Former NDP leader Ed Broadbent, who took the initiative to hold the Montreal conference, called for unity and cautioned against the Left getting fractured. "Think of reform, yes, think of many changes, but let's not split the Left. If we split the Left, the Right will be delighted and the Liberals will be in total euphoria," he told 200 delegates at McGill University. He cautioned, "I am saying to those thinking of building a new party ... to think very seriously about the implications for this country."

Lorne Nystrom, MP, remarked: "History tends to go in cycles." He said in an interview: "We have to have a broad-based social democratic party in place, for when the Liberals lose credibility. And as sure as day follows night, the Liberals will lose credibility."

Commenting on the New Politics Initiative's stated positions, a Left-leaning columnist for The Globe and Mail, Rick Salutin, wrote, "I feel some sympathy for Opposition parties in this situation. When they change names, it's not just as if they're trying to fool voters into thinking something magic and new has snuck in. Maybe they're also trying to persuade themselves. Of what? That changing the damn government is worth the damn trouble."
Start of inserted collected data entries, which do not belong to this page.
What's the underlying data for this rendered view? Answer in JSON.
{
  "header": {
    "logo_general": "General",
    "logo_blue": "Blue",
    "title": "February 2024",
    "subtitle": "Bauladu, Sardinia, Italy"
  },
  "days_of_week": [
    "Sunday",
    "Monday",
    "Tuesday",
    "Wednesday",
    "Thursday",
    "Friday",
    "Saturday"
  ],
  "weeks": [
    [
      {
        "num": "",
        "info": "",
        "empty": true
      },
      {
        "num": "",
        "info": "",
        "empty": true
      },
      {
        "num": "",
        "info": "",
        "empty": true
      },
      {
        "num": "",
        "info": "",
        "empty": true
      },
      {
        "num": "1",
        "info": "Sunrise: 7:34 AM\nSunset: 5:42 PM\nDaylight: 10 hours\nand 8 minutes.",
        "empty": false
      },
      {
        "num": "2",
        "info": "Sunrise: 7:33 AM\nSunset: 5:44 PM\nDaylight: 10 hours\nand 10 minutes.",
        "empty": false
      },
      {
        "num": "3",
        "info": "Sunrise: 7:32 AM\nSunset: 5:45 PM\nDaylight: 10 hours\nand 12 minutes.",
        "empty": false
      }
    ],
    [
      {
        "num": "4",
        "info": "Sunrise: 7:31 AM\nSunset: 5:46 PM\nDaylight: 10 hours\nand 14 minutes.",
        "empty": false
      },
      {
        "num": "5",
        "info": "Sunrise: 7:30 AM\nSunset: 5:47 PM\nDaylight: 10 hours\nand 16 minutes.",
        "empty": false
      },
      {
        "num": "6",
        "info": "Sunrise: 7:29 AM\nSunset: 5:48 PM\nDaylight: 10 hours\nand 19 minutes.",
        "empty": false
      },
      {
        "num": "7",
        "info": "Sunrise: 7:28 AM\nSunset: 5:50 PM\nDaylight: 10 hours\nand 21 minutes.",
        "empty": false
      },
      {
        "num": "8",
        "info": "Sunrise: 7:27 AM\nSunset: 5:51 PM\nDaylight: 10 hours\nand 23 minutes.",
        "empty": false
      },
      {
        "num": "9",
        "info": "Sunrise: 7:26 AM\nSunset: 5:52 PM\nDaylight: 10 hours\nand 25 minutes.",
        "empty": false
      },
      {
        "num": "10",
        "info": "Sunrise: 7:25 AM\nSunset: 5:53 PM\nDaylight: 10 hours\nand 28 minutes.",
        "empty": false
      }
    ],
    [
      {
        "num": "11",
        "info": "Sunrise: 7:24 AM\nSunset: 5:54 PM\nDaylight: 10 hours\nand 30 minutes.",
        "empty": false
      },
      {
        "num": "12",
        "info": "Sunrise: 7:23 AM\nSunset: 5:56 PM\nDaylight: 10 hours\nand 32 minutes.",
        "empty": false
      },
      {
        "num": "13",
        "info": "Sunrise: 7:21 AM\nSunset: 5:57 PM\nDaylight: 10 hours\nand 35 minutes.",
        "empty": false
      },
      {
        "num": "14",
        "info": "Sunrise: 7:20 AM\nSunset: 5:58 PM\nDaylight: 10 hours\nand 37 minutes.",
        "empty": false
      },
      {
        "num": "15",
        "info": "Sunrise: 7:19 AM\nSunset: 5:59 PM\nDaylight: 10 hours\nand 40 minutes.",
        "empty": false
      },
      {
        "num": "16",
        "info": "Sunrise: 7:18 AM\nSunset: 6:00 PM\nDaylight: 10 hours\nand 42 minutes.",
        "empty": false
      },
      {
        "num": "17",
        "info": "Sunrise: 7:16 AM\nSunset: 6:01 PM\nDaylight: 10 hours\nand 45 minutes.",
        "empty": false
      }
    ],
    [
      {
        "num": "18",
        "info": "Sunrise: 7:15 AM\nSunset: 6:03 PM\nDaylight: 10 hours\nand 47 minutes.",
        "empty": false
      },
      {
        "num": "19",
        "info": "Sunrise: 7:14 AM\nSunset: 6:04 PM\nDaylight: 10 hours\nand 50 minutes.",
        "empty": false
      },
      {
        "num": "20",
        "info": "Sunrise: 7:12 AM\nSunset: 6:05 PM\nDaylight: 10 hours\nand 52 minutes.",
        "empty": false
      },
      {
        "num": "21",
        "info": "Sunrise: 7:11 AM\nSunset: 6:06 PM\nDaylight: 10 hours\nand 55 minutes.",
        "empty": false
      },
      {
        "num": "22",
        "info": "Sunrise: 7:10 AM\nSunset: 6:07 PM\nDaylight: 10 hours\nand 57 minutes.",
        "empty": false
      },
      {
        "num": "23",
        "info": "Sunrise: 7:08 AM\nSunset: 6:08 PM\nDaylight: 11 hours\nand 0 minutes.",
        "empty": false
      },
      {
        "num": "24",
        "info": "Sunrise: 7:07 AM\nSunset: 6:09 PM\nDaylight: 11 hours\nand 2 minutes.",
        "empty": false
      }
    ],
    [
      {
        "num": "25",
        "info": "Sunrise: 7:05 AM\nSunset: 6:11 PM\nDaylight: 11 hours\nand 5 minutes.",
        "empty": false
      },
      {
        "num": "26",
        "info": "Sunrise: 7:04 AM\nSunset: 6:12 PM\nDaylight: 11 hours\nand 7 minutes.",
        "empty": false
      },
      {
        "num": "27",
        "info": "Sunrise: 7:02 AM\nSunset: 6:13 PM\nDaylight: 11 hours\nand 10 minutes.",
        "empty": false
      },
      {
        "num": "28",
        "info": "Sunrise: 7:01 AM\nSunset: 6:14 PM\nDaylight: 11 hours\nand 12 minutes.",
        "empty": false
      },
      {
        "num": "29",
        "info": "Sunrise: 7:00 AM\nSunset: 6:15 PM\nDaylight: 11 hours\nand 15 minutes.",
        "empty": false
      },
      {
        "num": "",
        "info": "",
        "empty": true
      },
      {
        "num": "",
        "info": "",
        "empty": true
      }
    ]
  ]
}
He added: "Let me finish with some thoughts on the movement for a revitalised, or just renamed, NDP. It seems to me a great mystery of Canadian history is why the NDP has almost always managed not to get elected. It's mysterious because the political culture of Canada has been and remains basically social democratic, as evidenced, for instance, by the yearly Ekos surveys on attitudes toward government."

The author of the book Imagine Democracy, publisher of a new website, www.rabble.ca, and one of the organisers of the parallel People's Summit during the Summit of the Americas in Quebec, Rebick disagrees with the politics of violence and was unhappy at the ugly turn of events in Quebec. A former president of the National Action Committee on the Status on Women, Rebick wrote on the Montreal conference: "The NDP seems ready for just about anything in order to recapture some energy and momentum. The problem is that the party has lost so much credibility with activists, especially in provinces where it has been in government, that it's difficult to see how it can re-invent itself in its current form. If the NDP is smart, it will initiate a process to create a new party that can unite the broad Left under one banner at the federal level."

The author of the best-selling book No Logo, Naomi Klein, says: "There's a big space in the political landscape for a new party, one that looks at the calls for localisation and doesn't see a dire threat to national unity. There is a very simple reason to have a left-wing alternative to the Liberal Party: people are suffering. Despite all the wealth created by deregulated markets, many Canadians are seeing no part of it."

In his book In Search of a New Left : Canadian Politics After the Neoconservative Assault, James Laxer, former research director of the NDP and currently Professor of Political Science at York University, Toronto, says, "For Canadian social democrats, the first half of the 1990s was the best of times and the worst of times. The New Democratic Party held office in three provinces - Ontario, British Columbia and Saskatchewan. Over 50 per cent of Canadians were governed by NDP provincial governments. Yet, within a few years, it became apparent that the NDP's provincial victories in the 1990s were merely pyrrhic. So compromised were the New Democratic provincial governments by the policies adopted and by the times in which they governed that social democrats descended to a level of despair unparalleled in their history."

The Left is at a crucial juncture in its history. With the NDP as its fountainhead, it would be necessary to repeat what one of the leading authorities on the party, Alan Whitehorn, said some years ago: "The NDP, as it currently exists, may no longer be the best vehicle for Canadian social democracy. Like its predecessors, the Progressives and the CCF, it may be coming to the end of its role, and it may be necessary to pass the torch to another and more vibrant standard bearer."